CFM39570 - Loan relationships: tax avoidance: regime anti-avoidance rule: interaction with other anti-avoidance rules
CTA09/S455B-D and S698B-D
A number of existing targeted anti-avoidance rules are repealed as a consequence of the introduction of the regime anti-avoidance rules. However, some specific rules remain, and in some cases, it may be possible that both a specific rule and the new regime anti-avoidance rule could apply to a set of arrangements, or a part of them. Where that is the case, the approach should be to consider the specific rule first; if that rule applies, it will not be appropriate to seek to apply the regime anti-avoidance rules as well to those arrangements, or that part of them, assuming that the tax advantage has already been negated. However, if the arrangements are aimed at exploiting or circumventing a specific anti-avoidance rule within Part 5 or Part 7, the regime rules would be capable of applying.

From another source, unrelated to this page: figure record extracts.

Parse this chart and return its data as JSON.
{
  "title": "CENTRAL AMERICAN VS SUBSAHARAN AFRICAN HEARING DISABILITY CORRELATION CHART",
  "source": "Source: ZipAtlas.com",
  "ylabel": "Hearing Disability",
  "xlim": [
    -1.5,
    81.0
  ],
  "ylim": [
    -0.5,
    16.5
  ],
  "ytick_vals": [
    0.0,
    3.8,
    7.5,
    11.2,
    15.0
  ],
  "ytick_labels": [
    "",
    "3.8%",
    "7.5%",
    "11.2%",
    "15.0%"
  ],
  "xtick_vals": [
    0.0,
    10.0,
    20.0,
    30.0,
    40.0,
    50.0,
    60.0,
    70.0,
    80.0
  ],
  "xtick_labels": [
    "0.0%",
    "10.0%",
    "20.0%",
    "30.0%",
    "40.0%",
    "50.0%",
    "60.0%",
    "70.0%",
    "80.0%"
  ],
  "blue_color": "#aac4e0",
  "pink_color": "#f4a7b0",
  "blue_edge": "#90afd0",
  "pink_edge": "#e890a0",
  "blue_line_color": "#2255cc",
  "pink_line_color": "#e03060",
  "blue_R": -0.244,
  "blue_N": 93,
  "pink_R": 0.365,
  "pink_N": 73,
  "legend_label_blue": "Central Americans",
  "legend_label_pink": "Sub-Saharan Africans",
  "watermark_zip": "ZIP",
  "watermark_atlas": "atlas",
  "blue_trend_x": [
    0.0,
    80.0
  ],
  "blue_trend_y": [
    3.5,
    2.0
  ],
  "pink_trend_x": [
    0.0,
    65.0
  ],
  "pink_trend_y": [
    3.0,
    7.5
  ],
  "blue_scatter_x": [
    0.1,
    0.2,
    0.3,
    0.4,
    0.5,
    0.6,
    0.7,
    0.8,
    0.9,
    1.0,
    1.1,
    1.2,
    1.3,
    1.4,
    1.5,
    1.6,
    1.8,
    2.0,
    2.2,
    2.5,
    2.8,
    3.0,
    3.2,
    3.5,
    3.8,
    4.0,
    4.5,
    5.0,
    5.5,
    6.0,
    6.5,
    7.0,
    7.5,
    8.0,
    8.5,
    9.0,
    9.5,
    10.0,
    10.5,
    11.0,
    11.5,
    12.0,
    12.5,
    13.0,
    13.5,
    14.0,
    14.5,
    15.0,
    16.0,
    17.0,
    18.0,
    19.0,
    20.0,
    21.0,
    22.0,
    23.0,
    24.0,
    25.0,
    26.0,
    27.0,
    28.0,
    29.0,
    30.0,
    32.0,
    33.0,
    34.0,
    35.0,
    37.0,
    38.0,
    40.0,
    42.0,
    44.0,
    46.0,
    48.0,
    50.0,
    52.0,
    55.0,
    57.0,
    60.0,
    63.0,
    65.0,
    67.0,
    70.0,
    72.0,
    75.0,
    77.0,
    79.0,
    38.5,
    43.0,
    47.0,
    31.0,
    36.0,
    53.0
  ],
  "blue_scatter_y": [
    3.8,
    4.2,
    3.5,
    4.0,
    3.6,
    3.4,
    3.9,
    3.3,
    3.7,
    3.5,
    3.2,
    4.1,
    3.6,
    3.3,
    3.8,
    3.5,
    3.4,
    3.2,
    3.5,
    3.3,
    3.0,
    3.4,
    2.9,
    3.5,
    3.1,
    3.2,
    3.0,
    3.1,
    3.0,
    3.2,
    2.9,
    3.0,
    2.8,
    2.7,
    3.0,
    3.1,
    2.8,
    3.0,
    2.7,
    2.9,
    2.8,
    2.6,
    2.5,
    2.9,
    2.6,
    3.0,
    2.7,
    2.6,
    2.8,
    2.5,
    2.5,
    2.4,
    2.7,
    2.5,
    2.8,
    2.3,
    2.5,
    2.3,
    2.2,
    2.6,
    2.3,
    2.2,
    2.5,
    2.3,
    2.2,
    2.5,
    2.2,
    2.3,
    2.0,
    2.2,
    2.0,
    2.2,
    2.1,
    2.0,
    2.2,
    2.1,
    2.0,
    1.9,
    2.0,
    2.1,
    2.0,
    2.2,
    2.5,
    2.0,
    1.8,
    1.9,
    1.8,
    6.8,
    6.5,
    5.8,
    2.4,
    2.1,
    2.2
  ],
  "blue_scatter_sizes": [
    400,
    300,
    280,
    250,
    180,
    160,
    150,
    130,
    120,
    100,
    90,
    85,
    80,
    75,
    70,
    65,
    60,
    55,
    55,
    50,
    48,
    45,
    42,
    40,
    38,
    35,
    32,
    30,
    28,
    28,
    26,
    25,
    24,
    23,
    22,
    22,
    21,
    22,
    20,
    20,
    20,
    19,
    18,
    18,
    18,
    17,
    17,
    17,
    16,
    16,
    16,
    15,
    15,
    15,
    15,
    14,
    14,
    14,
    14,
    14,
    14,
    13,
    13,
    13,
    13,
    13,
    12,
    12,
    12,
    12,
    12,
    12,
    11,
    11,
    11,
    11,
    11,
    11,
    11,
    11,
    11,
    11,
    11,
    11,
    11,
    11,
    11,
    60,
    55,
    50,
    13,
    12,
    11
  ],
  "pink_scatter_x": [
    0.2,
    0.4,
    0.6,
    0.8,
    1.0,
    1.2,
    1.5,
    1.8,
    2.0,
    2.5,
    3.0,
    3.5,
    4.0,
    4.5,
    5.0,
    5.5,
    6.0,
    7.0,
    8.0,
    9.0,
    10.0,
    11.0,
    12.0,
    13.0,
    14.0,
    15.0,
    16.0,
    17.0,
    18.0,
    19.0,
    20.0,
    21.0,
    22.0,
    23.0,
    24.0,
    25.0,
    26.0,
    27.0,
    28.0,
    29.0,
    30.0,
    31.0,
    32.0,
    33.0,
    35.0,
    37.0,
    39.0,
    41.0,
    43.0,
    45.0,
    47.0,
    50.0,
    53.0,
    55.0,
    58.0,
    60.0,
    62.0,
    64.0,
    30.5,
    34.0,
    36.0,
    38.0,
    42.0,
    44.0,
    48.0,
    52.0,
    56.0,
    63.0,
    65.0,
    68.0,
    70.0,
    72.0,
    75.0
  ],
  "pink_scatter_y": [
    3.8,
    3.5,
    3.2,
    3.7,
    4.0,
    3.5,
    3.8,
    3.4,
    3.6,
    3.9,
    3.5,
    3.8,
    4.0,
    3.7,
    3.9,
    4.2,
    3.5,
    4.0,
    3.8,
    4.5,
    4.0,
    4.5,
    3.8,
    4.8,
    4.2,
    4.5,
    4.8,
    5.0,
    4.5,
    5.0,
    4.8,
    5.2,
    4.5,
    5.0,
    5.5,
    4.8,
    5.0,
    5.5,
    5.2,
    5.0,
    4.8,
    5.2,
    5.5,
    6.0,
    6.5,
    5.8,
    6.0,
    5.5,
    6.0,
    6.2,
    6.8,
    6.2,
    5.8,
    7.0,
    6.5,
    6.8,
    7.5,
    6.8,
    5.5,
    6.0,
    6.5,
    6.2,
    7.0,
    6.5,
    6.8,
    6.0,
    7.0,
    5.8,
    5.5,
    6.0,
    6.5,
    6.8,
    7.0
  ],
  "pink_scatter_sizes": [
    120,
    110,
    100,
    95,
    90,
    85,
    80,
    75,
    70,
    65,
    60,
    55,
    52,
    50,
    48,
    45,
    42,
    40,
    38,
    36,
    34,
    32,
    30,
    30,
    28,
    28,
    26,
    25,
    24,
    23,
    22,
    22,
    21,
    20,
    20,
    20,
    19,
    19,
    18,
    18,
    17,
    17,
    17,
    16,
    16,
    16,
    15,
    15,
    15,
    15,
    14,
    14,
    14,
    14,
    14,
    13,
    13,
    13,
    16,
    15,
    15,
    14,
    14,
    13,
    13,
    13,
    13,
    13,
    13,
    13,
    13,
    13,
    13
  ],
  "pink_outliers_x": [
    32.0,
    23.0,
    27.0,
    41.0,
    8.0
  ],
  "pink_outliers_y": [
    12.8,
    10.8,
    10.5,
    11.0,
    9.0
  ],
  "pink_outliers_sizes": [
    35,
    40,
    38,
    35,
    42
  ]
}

Interaction with the ‘unallowable purpose’ rules
CTA09/S441 and S690 prohibit a company from bringing into account debits in so far as they are attributable to an ‘unallowable purpose’ of a loan relationship or derivative contract (see CFM3800 and CFM56010+.). An unallowable purpose includes a tax avoidance purpose as defined in S442 and S691. S441 and S690 are not aimed at specific tax avoidance arrangements, and it is possible for their application to overlap with the regime anti-avoidance rules.
In such a case the general approach should be that, where avoidance is aimed at exploiting or sidestepping provisions of Part 5 or Part 7, the counteraction should be taken under the rules in S455B or S698B that are intended to protect those regimes.
However, S441 and S690 have a wider scope than S455B and S698B, in that their application is not limited to loan-related or derivative-related tax advantages defined in terms of Part 5 or Part 7 credits and debits. They draw on the much more general definition of a tax advantage in CTA2010/S1139 and do not include any equivalent provisions to S455C(4) and S698C(4), requiring consideration of the principles or policy objectives behind relevant legislation. So, for example, if a loan were entered into purely to fund an avoidance scheme which sought to exploit or avoid some other part of the tax code, S441 would prohibit a debit in respect of any interest payable. This is not to say that S455B cannot apply in such a circumstance, but generally the approach should be to apply S441. Example 10 (thin capitalisation - see CFM39580) gives a further instance of where it is likely that it is S441, rather than S455B, which should be applied if there is evidence of tax avoidance. In that example, even though loan-related tax advantages are potentially in scope, the arrangements (straightforward debt) are not aimed at exploiting or sidestepping provisions of Part 5.